L’émotion et l’admiration atteignent leur paroxysme lorsque Ronaldo entre sur le terrain, c’est sans aucun doute l’un de mes plus beaux souvenirs dans un stade de foot. Peu importe que Ronaldo évolue sous le maillot catalan, je mesure cette chance et me délecte de sa présence. Le scénario du match est serré mais vient le moment où l’arbitre accorde un penalty aux Espagnols suite à une faute de Bruno N’Gotty sur… Ronaldo. Il Fenomeno place le ballon sur le point de penalty et j’ai beau m’égosiller dans les tribunes à crier “à ta gauche” à Bernard Lama,  rien n’y fait ! L’emblématique portier du PSG est pris à contre-pied…

C’est finalement le FC Barcelone qui remporte pour la quatrième fois cette compétition sur un penalty et malgré la déception et les provocations du génie bulgare Hristo Stoitchkov, je reste zen intérieurement car je mesure le magnifique moment que je viens de vivre. C’est un souvenir inoubliable. Mon respect à l’égard de Ronaldo et ce qu’il a apporté au football restera indéfectible. Sa carrière, son palmarès sont de taille et un billet ne suffira pas pour retracer son parcours et énumérer ses qualités de footballeur. Ronaldo n’était pas un “simple” buteur, ses attributs étaient nombreux tout comme sa capacité à rebondir. A titre d’exemple, il inscrit 104 buts en 177 matchs avec le Real Madrid et remporte la Coupe du Monde en 2002 assorti d’un ballon d’or la même année.

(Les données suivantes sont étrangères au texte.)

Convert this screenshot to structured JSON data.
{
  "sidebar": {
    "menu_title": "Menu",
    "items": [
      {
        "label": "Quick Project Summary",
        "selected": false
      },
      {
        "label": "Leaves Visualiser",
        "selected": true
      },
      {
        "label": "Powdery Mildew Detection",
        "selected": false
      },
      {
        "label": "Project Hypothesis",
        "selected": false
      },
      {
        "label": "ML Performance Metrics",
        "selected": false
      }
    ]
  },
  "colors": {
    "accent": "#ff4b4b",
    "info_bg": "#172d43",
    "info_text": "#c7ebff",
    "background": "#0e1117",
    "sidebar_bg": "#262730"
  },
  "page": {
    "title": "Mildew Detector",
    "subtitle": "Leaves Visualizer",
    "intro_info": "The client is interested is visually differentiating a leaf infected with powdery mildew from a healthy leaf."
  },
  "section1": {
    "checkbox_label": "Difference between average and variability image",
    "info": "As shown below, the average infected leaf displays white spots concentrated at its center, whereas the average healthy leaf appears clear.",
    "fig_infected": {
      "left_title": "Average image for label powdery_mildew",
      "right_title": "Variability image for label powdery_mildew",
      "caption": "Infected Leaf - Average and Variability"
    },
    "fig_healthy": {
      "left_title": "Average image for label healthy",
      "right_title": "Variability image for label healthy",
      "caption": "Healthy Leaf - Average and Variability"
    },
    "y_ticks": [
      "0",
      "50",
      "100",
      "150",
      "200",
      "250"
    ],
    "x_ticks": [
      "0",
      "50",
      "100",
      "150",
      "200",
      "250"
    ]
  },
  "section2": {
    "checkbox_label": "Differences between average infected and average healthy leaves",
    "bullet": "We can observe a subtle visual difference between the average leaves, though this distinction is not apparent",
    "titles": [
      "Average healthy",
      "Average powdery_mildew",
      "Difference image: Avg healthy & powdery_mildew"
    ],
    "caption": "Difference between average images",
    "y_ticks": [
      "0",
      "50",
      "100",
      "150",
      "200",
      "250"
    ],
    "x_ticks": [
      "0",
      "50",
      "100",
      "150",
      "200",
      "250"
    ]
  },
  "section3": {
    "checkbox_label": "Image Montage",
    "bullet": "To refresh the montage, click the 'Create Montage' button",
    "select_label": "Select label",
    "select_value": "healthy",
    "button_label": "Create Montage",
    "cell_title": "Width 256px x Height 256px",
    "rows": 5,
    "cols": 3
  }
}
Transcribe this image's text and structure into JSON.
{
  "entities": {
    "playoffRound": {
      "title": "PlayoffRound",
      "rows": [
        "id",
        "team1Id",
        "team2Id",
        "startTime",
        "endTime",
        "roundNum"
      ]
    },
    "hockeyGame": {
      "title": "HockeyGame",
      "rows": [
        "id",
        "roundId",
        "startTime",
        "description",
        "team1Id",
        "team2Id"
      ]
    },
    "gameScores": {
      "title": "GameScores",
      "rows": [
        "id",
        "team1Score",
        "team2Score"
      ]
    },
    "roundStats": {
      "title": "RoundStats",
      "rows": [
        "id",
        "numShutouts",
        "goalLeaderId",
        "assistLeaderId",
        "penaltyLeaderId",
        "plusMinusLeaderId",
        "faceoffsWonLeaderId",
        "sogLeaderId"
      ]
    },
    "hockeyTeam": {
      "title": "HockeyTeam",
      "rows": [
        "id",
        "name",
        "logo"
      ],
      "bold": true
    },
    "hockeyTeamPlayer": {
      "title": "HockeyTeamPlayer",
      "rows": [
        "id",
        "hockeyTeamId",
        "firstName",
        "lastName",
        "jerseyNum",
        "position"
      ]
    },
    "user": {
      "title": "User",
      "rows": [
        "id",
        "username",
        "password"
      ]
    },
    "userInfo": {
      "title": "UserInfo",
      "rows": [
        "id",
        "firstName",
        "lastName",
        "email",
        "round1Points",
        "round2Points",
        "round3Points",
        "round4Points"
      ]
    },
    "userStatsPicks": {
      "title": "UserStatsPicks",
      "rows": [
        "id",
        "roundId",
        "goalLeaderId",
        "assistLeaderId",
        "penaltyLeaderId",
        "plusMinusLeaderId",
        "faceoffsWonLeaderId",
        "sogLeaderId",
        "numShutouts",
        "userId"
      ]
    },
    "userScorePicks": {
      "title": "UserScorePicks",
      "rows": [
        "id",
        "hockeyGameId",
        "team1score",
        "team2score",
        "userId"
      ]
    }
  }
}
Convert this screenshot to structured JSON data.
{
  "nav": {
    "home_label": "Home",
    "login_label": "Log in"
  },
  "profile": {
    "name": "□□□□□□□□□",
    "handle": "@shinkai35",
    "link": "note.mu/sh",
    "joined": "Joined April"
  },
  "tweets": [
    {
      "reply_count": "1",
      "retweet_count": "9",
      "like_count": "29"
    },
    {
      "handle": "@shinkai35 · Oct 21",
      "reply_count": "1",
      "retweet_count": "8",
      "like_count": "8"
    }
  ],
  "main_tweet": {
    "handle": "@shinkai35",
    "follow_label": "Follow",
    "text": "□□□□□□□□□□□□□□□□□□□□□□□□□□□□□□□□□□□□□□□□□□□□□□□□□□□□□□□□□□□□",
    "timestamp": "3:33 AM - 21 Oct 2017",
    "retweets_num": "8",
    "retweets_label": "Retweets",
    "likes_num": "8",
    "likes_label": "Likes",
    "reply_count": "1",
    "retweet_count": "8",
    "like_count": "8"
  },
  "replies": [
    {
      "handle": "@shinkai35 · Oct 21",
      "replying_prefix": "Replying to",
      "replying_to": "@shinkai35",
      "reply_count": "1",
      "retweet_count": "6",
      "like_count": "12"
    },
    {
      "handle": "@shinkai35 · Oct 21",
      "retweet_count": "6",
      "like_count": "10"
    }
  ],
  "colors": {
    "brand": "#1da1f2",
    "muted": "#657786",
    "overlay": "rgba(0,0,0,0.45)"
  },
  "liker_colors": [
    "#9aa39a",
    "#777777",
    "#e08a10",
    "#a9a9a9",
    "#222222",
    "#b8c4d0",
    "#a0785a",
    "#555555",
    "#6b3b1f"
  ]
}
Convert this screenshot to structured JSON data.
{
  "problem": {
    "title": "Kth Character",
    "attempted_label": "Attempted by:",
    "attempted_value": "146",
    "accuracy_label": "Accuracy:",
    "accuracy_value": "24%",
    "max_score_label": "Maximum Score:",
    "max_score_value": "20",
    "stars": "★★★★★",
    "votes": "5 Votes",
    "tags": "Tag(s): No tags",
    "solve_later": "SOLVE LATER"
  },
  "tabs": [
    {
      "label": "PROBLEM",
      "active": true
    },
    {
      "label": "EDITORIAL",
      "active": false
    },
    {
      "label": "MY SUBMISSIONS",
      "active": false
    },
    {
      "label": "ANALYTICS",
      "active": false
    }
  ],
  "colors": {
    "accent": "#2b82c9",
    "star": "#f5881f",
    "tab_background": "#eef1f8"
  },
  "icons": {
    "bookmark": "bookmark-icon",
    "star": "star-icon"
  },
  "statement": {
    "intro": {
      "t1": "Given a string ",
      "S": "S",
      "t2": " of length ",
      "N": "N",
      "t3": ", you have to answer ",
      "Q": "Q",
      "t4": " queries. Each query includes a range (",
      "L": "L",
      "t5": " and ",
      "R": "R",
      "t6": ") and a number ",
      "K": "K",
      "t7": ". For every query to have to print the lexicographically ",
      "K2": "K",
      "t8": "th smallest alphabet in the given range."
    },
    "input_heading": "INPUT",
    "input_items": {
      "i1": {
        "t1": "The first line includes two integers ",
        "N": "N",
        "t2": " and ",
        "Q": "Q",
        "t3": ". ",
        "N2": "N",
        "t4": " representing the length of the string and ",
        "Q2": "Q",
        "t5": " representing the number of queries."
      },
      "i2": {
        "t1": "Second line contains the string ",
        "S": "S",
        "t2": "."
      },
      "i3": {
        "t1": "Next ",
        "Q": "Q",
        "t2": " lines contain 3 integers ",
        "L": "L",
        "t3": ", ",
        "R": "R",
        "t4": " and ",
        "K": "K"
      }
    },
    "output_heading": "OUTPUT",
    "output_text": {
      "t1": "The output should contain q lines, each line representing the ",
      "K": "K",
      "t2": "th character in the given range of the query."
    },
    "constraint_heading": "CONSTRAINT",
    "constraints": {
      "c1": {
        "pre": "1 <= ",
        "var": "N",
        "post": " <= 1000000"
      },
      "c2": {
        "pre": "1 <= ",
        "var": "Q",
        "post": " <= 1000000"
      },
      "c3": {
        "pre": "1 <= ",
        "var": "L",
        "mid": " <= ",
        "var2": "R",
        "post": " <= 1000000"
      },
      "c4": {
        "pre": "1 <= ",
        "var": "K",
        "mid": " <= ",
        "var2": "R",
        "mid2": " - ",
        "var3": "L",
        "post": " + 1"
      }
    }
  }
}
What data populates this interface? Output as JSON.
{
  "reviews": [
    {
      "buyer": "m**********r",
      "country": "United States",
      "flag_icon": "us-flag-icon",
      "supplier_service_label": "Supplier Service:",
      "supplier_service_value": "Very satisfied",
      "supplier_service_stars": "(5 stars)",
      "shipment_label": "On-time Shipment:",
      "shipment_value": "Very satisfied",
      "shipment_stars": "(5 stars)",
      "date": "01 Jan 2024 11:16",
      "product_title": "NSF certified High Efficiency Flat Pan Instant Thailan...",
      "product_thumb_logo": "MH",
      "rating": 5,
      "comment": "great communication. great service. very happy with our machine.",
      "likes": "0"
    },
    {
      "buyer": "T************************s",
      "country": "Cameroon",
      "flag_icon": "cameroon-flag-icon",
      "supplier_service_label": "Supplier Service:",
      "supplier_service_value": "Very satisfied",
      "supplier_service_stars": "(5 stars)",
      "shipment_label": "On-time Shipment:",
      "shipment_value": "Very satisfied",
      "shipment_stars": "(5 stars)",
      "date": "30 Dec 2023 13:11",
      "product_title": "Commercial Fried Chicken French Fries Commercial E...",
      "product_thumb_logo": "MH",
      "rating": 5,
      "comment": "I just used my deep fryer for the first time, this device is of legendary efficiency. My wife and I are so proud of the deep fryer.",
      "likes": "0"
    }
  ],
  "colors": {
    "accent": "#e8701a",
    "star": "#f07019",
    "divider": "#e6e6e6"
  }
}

Ces succès sont acquis après trois saisons quasi blanches.

En bref, rares sont, et rares seront les joueurs capables d’impacter le jeu comme Ronaldo l’a fait. Il provoquait l’admiration, la crainte et le respect aussi bien chez les joueurs et que chez les supporteurs. Ronaldo, le “style R9”  et ses performances exceptionnelles resteront inamovibles, éternelles… C’est donc avec une pointe de nostalgie que nous refermons ce premier volet consacré aux sportifs de légendes. Le prochain opus sera dédié à El Manufico a.k.a Emmanuel Ginobili !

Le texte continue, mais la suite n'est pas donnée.